I'm reading about conditional expectations from Achim Klenke's Probability Theory: A Comprehensive Course, which defines conditional expectations for integrable random variables $X$ with respect to a $\sigma$-algebra $\mathcal F$ as the unique (a.s.) $\mathcal F$-measurable random variable $Y$ for which $\mathbb E[X\mathbb 1_A] = \mathbb E[Y\mathbb 1_A]$ for all $A \in \mathcal F$. The following remark is made to generalize this definition to some non-integrable random variables:
Let $X : \Omega \to \mathbb R$ be a random variable such that $X^- \in \mathcal L^1(\mathbb P)$. We can define the conditional expectation as the monotone limit $$ \mathbb E[X\,|\,\mathcal F] = \lim_{n \to \infty} \mathbb E[X_n\,|\,\mathcal F] $$ where $-X^- \leq X_1$ and $X_n \uparrow X$. Due to the monotonicity of the conditional expectation, it is easy to show that the limit does not depend on the choice of the sequence $(X_n)$ and that it fulfills the conditions of [the definition of conditional convergence].
(Presumably we want $(X_n) \subset \mathcal L^1(\mathbb P)$ to avoid circular definitions.)
My question: Why do we need $-X^- \leq X_1$?
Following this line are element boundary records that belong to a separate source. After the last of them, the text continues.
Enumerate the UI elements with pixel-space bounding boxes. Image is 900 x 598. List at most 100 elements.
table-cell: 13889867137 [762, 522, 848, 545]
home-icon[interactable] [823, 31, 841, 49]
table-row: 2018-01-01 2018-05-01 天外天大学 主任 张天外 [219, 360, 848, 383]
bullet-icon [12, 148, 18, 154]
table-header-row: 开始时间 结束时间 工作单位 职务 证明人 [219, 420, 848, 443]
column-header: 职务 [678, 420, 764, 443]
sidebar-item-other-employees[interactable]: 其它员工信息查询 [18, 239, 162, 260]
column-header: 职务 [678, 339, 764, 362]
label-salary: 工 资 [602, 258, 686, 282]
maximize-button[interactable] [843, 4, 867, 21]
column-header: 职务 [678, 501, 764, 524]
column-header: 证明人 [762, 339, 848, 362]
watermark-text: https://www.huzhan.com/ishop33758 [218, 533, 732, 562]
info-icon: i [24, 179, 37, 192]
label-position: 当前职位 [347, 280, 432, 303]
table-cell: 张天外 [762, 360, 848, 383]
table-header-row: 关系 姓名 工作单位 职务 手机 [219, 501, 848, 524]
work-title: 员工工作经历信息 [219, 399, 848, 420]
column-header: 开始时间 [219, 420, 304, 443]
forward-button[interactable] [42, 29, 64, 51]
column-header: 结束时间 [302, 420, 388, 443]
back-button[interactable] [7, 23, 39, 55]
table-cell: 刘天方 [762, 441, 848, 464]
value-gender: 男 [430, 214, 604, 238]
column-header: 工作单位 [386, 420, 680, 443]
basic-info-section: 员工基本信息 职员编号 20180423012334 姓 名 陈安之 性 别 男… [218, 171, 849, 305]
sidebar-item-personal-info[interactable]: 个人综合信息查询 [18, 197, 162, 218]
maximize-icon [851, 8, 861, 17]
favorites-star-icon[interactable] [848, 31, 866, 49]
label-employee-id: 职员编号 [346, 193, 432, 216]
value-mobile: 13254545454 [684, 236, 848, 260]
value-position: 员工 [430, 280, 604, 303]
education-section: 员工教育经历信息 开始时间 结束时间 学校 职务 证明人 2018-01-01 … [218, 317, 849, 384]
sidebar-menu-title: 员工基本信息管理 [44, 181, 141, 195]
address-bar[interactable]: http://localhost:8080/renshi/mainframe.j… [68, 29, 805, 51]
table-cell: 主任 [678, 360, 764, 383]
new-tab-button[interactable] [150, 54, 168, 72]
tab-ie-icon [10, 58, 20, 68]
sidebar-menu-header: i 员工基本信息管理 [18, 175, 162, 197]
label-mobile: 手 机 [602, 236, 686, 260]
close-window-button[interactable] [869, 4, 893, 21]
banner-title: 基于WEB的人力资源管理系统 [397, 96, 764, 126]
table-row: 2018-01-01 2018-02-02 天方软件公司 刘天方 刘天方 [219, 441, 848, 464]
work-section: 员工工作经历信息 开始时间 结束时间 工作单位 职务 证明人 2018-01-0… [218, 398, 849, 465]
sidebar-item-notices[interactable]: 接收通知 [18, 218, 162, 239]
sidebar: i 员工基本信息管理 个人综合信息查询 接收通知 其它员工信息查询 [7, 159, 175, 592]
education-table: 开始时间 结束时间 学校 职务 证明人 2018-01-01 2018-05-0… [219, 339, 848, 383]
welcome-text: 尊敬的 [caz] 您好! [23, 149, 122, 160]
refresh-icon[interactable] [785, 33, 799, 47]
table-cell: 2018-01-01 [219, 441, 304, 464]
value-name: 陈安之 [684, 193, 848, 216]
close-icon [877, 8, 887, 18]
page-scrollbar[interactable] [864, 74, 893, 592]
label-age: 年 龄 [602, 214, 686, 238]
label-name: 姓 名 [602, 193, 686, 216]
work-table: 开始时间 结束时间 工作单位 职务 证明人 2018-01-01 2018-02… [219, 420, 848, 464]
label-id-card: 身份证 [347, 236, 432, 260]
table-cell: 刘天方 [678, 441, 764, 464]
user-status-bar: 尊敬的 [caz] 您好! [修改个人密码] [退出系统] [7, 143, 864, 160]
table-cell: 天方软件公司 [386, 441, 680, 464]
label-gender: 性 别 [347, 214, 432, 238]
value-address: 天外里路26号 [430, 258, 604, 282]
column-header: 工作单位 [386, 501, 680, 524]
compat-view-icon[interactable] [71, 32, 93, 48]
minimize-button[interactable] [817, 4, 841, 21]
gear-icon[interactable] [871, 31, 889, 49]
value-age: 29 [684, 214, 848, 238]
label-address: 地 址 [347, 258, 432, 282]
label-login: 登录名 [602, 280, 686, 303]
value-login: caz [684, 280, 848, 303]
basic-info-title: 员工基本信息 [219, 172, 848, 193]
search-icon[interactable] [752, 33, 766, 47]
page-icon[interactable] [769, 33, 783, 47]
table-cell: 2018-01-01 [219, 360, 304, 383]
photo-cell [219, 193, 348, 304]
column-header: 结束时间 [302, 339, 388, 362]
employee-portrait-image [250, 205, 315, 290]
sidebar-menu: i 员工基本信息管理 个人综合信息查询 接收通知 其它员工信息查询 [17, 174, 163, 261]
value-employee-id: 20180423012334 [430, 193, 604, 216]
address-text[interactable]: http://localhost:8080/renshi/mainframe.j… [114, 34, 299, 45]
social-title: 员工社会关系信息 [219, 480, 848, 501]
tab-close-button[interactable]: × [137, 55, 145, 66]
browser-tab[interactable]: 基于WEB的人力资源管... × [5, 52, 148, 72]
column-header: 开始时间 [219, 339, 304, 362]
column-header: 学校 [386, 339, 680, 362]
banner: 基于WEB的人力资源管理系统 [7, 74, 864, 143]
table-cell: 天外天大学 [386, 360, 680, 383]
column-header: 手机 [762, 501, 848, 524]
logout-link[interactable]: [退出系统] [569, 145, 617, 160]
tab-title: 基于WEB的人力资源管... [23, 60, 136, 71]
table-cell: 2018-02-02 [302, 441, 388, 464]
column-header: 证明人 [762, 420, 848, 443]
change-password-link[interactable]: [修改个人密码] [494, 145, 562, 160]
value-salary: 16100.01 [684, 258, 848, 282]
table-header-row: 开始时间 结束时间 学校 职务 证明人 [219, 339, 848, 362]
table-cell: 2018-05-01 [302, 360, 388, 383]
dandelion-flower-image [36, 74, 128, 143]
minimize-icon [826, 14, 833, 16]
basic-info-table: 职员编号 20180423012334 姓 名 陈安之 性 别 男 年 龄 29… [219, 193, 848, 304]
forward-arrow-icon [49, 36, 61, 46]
It's not hard to verify these claims. By monotonicity of conditional expectation, we get that $\mathbb E[X_n\,|\,\mathcal F] \uparrow \mathbb E[X\,|\,\mathcal F]$ (this limit may be infinite). So for any $A \in \mathcal F$, by the Beppo-Levi monotone convergence theorem, since the $\mathbb E[X_n\,|\,\mathcal F]$ are integrable, $$ \mathbb E[\mathbb E[X\,|\,\mathcal F]\mathbb 1_A] = \mathbb E\left[\lim_{n \to \infty} \mathbb E[X_n\,|\,\mathcal F]\mathbb 1_A\right] = \lim_{n \to \infty} \mathbb E\left[\mathbb E[X_n\,|\,\mathcal F]\mathbb 1_A\right] = \lim_{n \to \infty} \mathbb E[X_n\mathbb 1_A] = \mathbb E[X\mathbb 1_A]. $$ If $(\tilde X_n)$ is another sequence with $\tilde X_n \uparrow X$ and $-X^- \leq \tilde X_1$, letting $Y = \lim \mathbb E[X_n \,|\,\mathcal F]$ and $\tilde Y = \lim\mathbb E[\tilde X_n\,|\,\mathcal F]$, then both $Y$ and $\tilde Y$ are $\mathcal F$-measurable (as a limit of $\mathcal F$-measurable functions), and this calculation shows $\mathbb E[Y\mathbb 1_A] = \mathbb E[\tilde Y \mathbb 1_A]$ for every $A \in \mathcal F$. It follows that $Y = \tilde Y$.
I can see that we'd want $X^- \in \mathcal L^1(\mathbb P)$ because otherwise we can't have that both $(X_n) \in \mathcal L^1(\mathbb P)$ and $X_n \uparrow X$. But I don't see why we need $-X^- \leq X_1$. In fact this seems contradictory if we require $X_n \uparrow X$. Am I missing something?
Since your random variables may take negative values you need a generalized version of the monotone convergence theorem. Such a result exists which, in addition to $X_n\uparrow X$, assumes that $X_1^-$ is integrable. We ensure that this is satisfied by assuming $-X^-\leq X_1$.
Note that you can construct a sequence $(X_n)$ with the desired properties by taking $X_n=X1_{\{X\leq n\}}$.